Prior to joining the Alexander Group, Tyler was a regional sales engineer for an industrial manufacturing company. He established and managed a distribution network and handled direct sales for large customers. Previously, Tyler worked as an executive recruiter, focusing on managing client relationships and creating hiring strategies for sales, marketing and engineering management teams in the industrial automation and medical device industries. He holds an MBA from the Kellogg School of Management at Northwestern University and a B.A. from Illinois Wesleyan University.


Matt Bartels

Matt Bartels is a principal in the Chicago office.
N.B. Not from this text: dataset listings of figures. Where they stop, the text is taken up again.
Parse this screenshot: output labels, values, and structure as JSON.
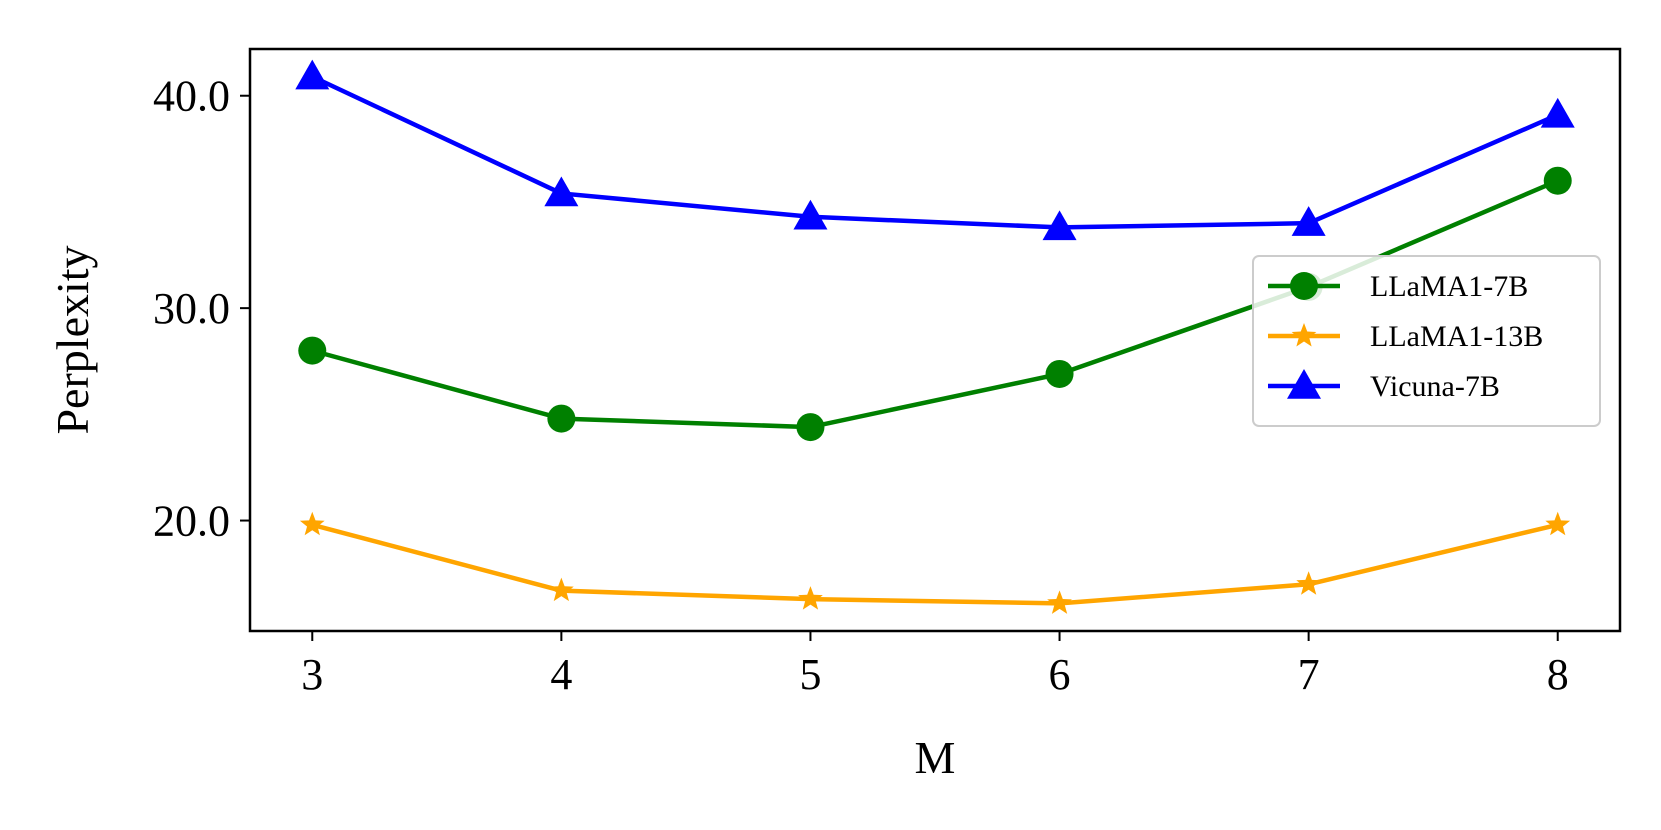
{
  "chart_data": {
    "type": "line",
    "title": "",
    "xlabel": "M",
    "ylabel": "Perplexity",
    "x": [
      3,
      4,
      5,
      6,
      7,
      8
    ],
    "xlim": [
      2.75,
      8.25
    ],
    "ylim": [
      14.8,
      42.2
    ],
    "yticks": [
      20.0,
      30.0,
      40.0
    ],
    "ytick_labels": [
      "20.0",
      "30.0",
      "40.0"
    ],
    "xtick_labels": [
      "3",
      "4",
      "5",
      "6",
      "7",
      "8"
    ],
    "grid": false,
    "legend_position": "center-right",
    "series": [
      {
        "name": "LLaMA1-7B",
        "color": "#008000",
        "marker": "circle",
        "values": [
          28.0,
          24.8,
          24.4,
          26.9,
          31.0,
          36.0
        ]
      },
      {
        "name": "LLaMA1-13B",
        "color": "#FFA500",
        "marker": "star",
        "values": [
          19.8,
          16.7,
          16.3,
          16.1,
          17.0,
          19.8
        ]
      },
      {
        "name": "Vicuna-7B",
        "color": "#0000FF",
        "marker": "triangle",
        "values": [
          40.9,
          35.4,
          34.3,
          33.8,
          34.0,
          39.1
        ]
      }
    ]
  }
}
Matt is a leader for the firm’s Media and Implementation & Change Adoption practices. He also has widespread experience in a variety of industries, including technology, manufacturing and health care. Matt has a proven record of working with clients to develop actionable growth-oriented strategies, go-to-customer transformations and productivity enhancements. In addition, Matt is an expert in global and domestic sales compensation design. He is a leader in the revenue growth space, and a frequent speaker and author of thought leadership content.


Prior to joining the Alexander Group, Matt was a management consultant at Deloitte and IBM Business Consulting Services. He earned his B.A. in economics from the University of Chicago and an MBA from Indiana University Kelley School of Business. Matt is also a Certified Sales Compensation Professional (CSCP), WorldatWork.